小説や漫画などのジャンルに関わらず、キャラクターの登場シーンや舞台の説明などを書いているうちは楽しくてどんどん筆が進みますよね。そして、キャラクターたちが全員揃っていよいよ事件が起こります。謎めいた人物や得体の知れない小道具なども次々と現れて雰囲気はいやが上にも盛り上がるのです。
ところが、その謎を解いたり主人公の行動の動機を説明し始めようとするとペンがピタリと止まってしまう。不思議ですねえ。あんなに細部まで生き生きと作りこんだはずなのに、誰が何をしていいのやら、次にどんなことをしゃべればいいのやら全然判らなくなってしまうのです。

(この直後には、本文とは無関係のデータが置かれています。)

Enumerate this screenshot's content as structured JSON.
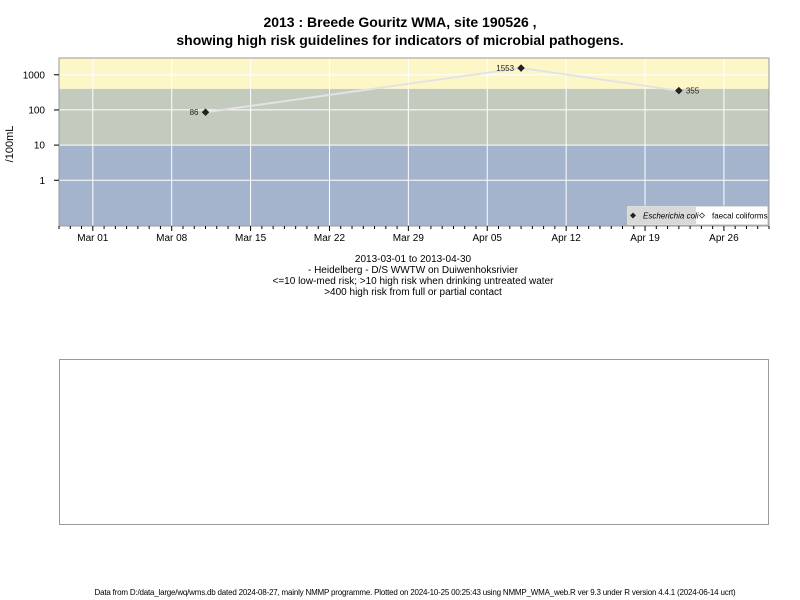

なんでそんなことになってしまうのかというと、主人公が行動するための仕掛けがないからです。さらにさかのぼって考えると、主人公はどんな目的を達成しようとし、そのために誰と戦わねばならず、最終的に主人公の何がどう変わるのか? そういう肝心のストーリーの核心を成すアイデアが全く整理されていないからなのです。だから具体的な事件が何一つ起こらないのです。

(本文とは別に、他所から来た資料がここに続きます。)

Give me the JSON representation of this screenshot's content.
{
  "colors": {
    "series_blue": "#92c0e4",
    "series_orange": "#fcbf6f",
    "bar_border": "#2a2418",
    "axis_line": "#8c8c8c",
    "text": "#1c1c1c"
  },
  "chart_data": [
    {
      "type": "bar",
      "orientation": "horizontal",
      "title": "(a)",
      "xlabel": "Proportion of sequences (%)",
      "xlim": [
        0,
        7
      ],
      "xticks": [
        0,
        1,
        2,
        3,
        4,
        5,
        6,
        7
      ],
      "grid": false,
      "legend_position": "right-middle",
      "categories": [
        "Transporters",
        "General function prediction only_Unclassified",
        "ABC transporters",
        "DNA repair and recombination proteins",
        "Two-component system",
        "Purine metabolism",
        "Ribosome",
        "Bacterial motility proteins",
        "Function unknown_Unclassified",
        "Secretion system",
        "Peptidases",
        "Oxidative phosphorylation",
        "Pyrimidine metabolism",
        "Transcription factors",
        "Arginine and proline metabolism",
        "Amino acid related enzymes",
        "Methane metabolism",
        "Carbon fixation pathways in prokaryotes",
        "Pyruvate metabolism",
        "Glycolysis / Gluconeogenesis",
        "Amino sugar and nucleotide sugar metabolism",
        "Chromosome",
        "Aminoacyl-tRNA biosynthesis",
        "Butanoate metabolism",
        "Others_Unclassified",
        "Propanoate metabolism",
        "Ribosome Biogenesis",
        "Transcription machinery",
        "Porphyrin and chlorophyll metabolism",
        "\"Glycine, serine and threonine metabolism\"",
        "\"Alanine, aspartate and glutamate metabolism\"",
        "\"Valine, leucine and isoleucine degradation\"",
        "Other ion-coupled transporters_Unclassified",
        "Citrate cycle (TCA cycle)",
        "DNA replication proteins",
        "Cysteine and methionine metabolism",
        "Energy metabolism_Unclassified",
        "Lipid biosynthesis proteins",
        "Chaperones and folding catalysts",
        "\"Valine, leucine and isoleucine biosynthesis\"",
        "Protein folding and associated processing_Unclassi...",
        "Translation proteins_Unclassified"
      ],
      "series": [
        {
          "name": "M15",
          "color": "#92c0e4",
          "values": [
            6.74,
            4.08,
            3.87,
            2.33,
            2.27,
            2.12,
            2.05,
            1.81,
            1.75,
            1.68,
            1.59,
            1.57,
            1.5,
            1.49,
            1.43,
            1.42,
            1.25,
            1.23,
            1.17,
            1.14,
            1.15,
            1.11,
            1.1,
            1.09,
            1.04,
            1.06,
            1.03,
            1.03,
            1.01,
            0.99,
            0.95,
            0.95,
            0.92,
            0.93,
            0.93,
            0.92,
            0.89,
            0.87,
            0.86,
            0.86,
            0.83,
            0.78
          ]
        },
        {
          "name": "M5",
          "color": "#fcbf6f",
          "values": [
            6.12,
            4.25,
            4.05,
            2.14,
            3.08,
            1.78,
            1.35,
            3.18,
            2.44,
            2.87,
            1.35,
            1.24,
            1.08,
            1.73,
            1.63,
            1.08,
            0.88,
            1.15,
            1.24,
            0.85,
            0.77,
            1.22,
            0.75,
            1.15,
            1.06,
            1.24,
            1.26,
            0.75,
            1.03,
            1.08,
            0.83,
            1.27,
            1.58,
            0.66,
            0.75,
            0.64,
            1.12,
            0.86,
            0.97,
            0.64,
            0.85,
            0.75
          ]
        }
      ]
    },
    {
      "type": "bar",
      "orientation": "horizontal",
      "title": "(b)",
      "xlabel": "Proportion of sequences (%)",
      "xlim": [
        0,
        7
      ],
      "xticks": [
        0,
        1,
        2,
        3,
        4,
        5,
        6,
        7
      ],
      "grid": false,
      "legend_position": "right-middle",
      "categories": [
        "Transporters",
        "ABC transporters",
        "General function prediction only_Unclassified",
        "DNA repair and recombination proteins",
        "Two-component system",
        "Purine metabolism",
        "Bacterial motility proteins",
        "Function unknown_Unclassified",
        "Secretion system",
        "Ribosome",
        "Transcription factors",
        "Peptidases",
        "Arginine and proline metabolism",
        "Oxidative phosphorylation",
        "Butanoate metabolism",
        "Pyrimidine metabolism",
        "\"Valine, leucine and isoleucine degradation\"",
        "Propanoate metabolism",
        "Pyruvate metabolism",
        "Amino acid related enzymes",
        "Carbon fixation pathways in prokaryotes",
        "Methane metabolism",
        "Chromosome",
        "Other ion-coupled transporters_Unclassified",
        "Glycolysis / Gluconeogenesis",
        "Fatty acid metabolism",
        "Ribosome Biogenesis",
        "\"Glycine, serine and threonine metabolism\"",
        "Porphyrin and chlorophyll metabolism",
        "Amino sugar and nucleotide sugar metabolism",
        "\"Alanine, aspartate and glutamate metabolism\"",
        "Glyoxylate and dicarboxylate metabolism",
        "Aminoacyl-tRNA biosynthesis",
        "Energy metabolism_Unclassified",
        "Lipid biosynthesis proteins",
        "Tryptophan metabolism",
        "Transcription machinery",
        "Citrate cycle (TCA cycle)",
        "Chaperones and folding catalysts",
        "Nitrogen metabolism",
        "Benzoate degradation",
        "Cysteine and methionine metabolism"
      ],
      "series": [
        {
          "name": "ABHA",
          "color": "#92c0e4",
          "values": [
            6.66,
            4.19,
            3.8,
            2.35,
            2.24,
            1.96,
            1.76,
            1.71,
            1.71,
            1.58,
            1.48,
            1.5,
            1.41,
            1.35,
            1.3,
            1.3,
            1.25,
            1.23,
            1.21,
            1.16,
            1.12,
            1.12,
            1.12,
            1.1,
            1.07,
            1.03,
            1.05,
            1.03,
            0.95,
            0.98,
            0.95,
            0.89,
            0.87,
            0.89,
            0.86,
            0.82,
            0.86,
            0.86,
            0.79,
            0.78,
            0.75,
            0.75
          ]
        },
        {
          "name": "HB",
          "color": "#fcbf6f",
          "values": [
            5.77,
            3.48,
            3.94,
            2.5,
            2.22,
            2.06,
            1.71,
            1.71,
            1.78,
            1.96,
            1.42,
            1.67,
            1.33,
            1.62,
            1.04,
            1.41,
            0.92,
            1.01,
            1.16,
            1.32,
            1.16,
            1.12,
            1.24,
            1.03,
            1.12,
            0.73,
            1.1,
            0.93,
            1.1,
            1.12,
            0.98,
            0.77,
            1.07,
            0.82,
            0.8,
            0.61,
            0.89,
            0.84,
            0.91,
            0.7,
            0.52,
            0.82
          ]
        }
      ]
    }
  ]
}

登場人物が何かを始めてくれるのをじっと待っているのですが、いつまでたっても登場人物たちが何のアクションも起こさないので物語が前に進まないわけです。それはそうでしょう。作者が何も考えていないのに登場人物が意味のある行動をとれるわけがありません。
エンターテインメントとしての物語は、主人公が活動的でなければ話になりません。そのためには、どんなに引っ込み思案の主人公でもあっという間に恋と冒険をおっぱじめてしまうような、強力なきっかけを作る必要があります。

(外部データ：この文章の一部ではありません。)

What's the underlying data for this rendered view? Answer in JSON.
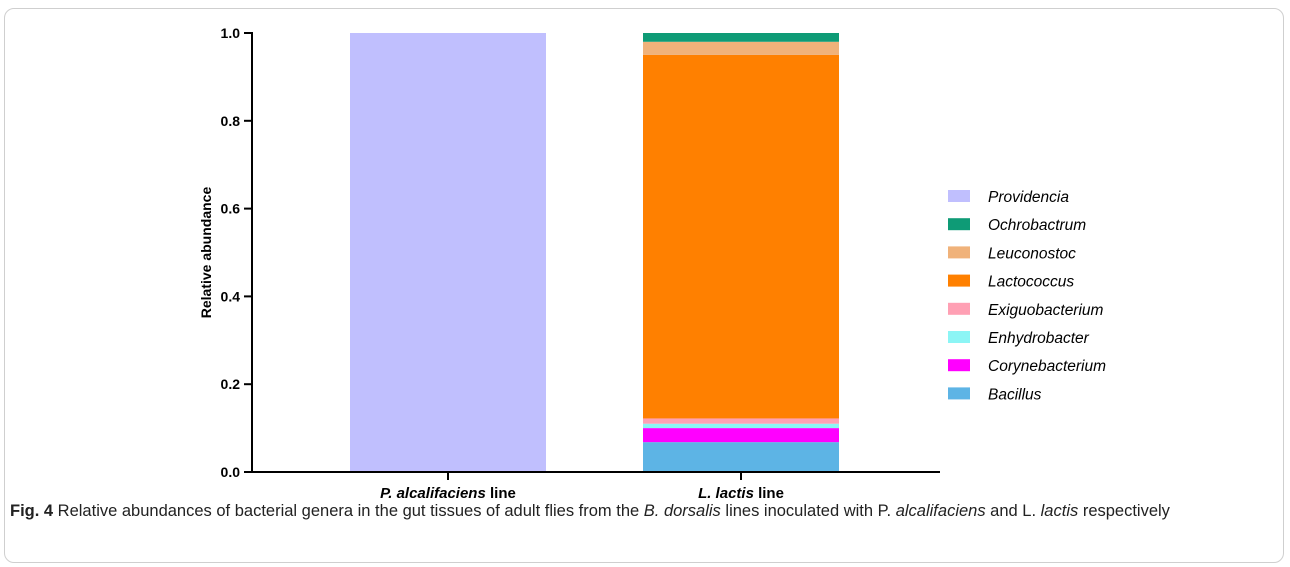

問題はその仕掛けの「アイデア」なのです。それも、驚愕のアイデアが最少でも3つは必要です。
(1)主人公が巻き込まれるアッと驚く事件の構造
(2)主人公が解決しなければならないギョエーッと驚く無理難題
(3)それらを一撃でクリアするオオッと驚く解決法
当たり前のことですけど、面白い物語を作りたいのなら、まずはこれらの「驚愕のアイデア」をひねり出すことです。ここをおろそかにすると、どんなに粘ってみても結局は面白くなりません。
逆に言えば、この3つのアイデアを思いつければ、それだけでかなり面白いお話になるわけです。
(1)の事件の構造を作る上では、各要素の関連性、その連動性を考えなければなりません。こういうと大変そうですが、実は、それを誰でも出来るだけ簡単に作れるように考案したのが、自動あらすじ製造機のコアであるぴこ蔵のどんでん返しメソッドであり、『3匹のモンスター理論』なのであります。
(2)の無理難題のポイントは、解決しなければならない問題を2個以上作ること。例えば……
・周りをゾンビにとり囲まれた状況で、しかも、自分を狙う殺し屋を倒し脱出する
その解決法(3)についてはまったく異なるアプローチが必要です。それは、複数の問題を「一撃で全て解決する」方法を考えること。ちまちまと一つ一つ個別に対処してもちっとも面白くなりません。全てまとめてたった一つの行動で豪快に切り抜けるからこそ読者はカタルシスを感じるわけです。それでこそ「いいアイデア」なのです。例えば……
・殺し屋を騙してゾンビを惹きつけるオトリにする
――みたいな一石二鳥の『問題解決の切り札』です。